A Numerical Simulation of a Tornado-Scale Vortex in a Three-Dimensional Cloud Model

Louis John Wicker

ABSTRACT

One of the more spectacular and elusive events of nature is the tornado. Usually spawned by a highly organized, lasting, and rotating thunderstorm called a "supercell", tornadoes are one of the most destructive atmospheric phenomena. Tornadoes almost always have length and time scales smaller than the measurable scales within the observing network of surface stations, conventional radar, Doppler radar and satellites. Therefore direct observations of tornadoes and their parent features are rarely obtained. Consequently, understanding of these phenomena will generally have to come from theoretical work, laboratory experiments, and numerical simulations.

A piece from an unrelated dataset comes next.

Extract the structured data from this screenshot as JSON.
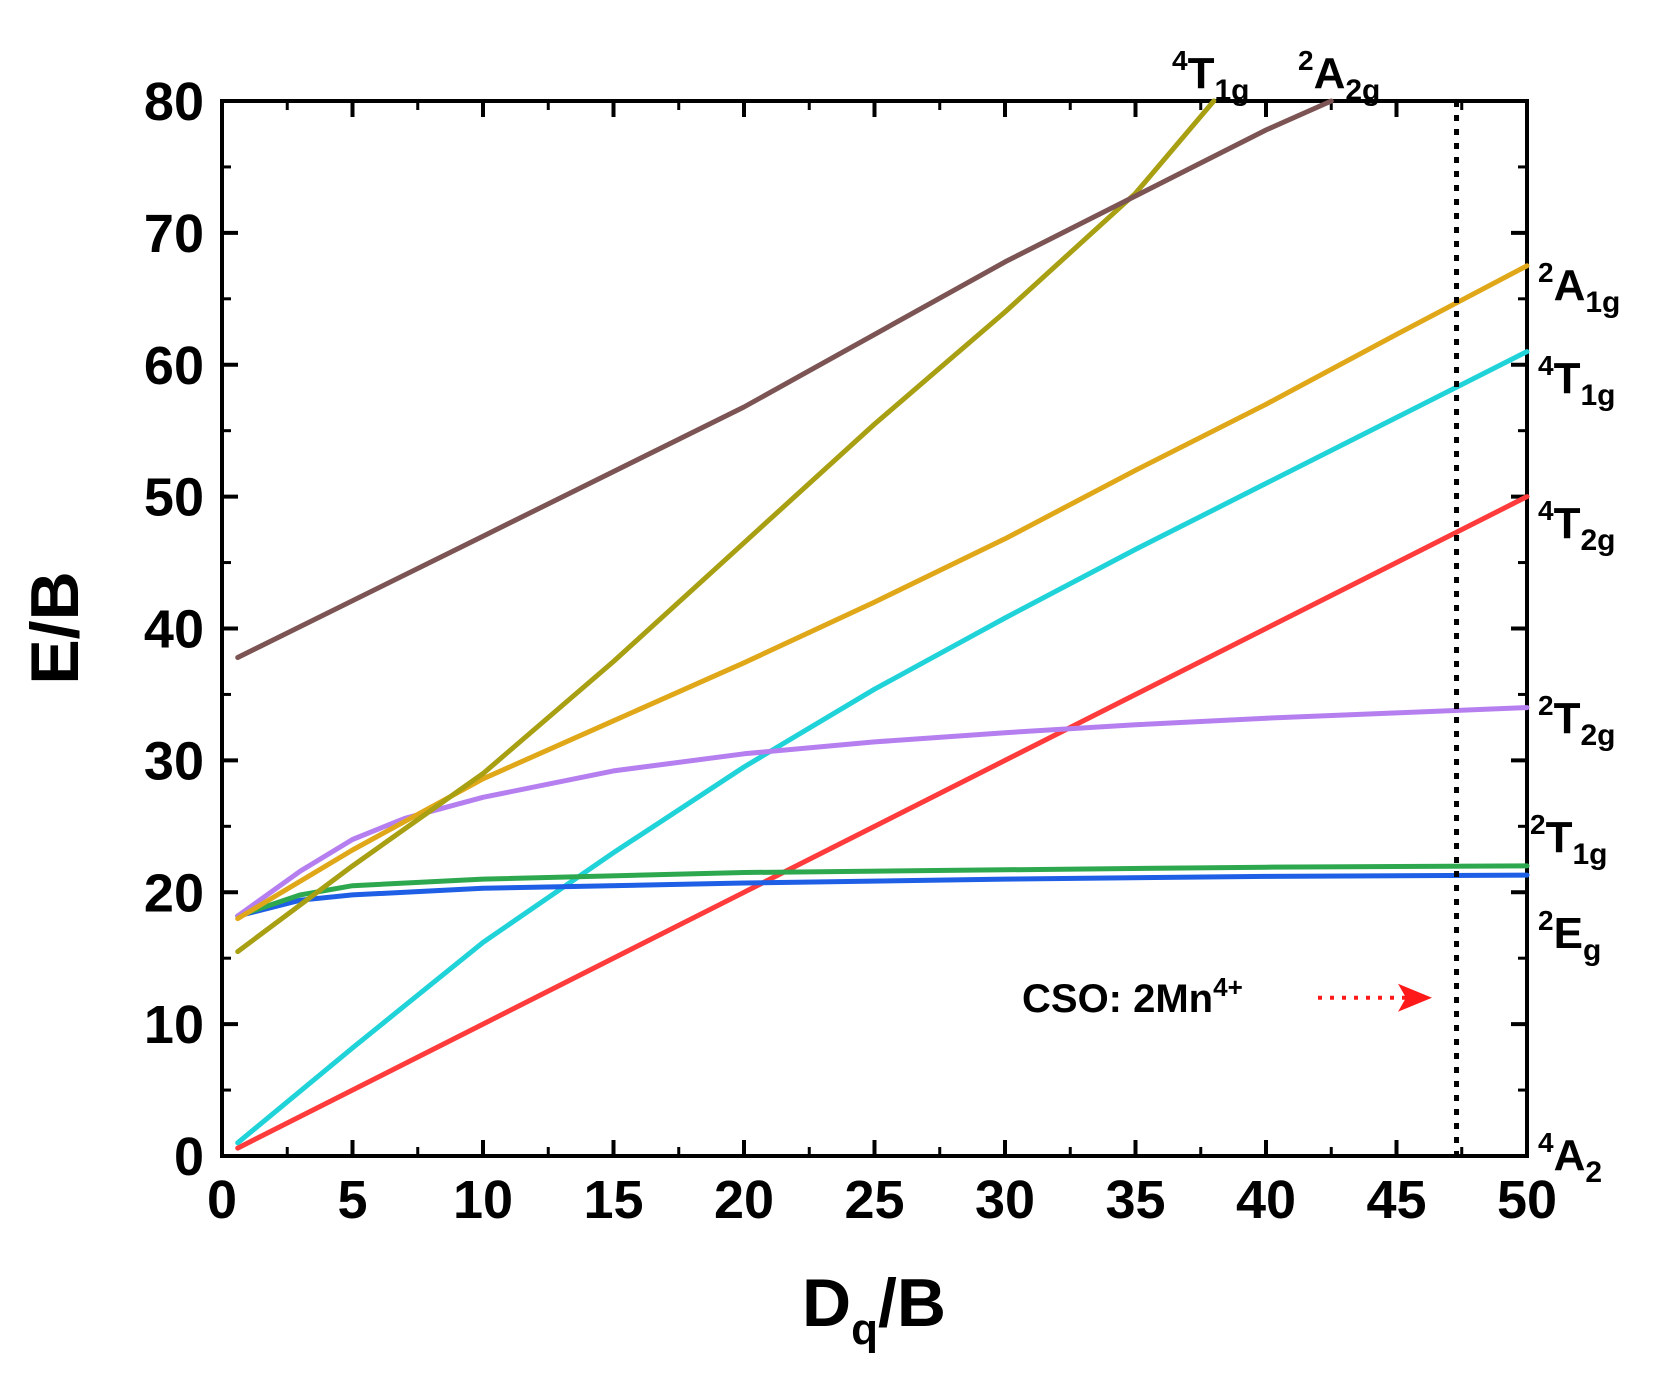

In this thesis we seek to understand the process of tornadogenesis within the context of a fully three-dimensional cloud model. Very high horizontal and vertical resolution is used to capture a developing tornado-scale vortex during the simulation of a strongly rotating supercell storm simulated within the 3 April 1964 environment form Witchita Falls, Texas. To better represent the influence of surface friction on the vortex flow, a simple surface layer parameterization of the vertical fluxes of horizontal momentum is added to the model.

Results from the simulation show that a tornado-scale vortex forms along the western edge of the mesocyclone over a several minute period. The inclusion of the surface layer parameterization increases the low-level velocity convergence. Surface vertical vorticity is greater than 0.43s-1 for thirty seconds and greater than 0.3 s-1 for several minutes. During tornadogenesis, pressures at the surface fall 3-4mb in thirty seconds and a pressure gradient develops of over 7mb from the outer edge of the tornado to the center. A vortex tube extends from the surface to over 2.5km aloft and tilts to the northwest. Analyses show that tornadogenesis occurs when the vertical velocity gradients along the western side of the mesocyclone increase and that the principle mechanism for intensifying the vertical vorticity is convergence. Analysis also show that the development of the occlusion updraft along the western edge of the mesocyclone is related to advection of warm air southwestward over the gust front and the lowering of pressure aloft within the mesocyclone core.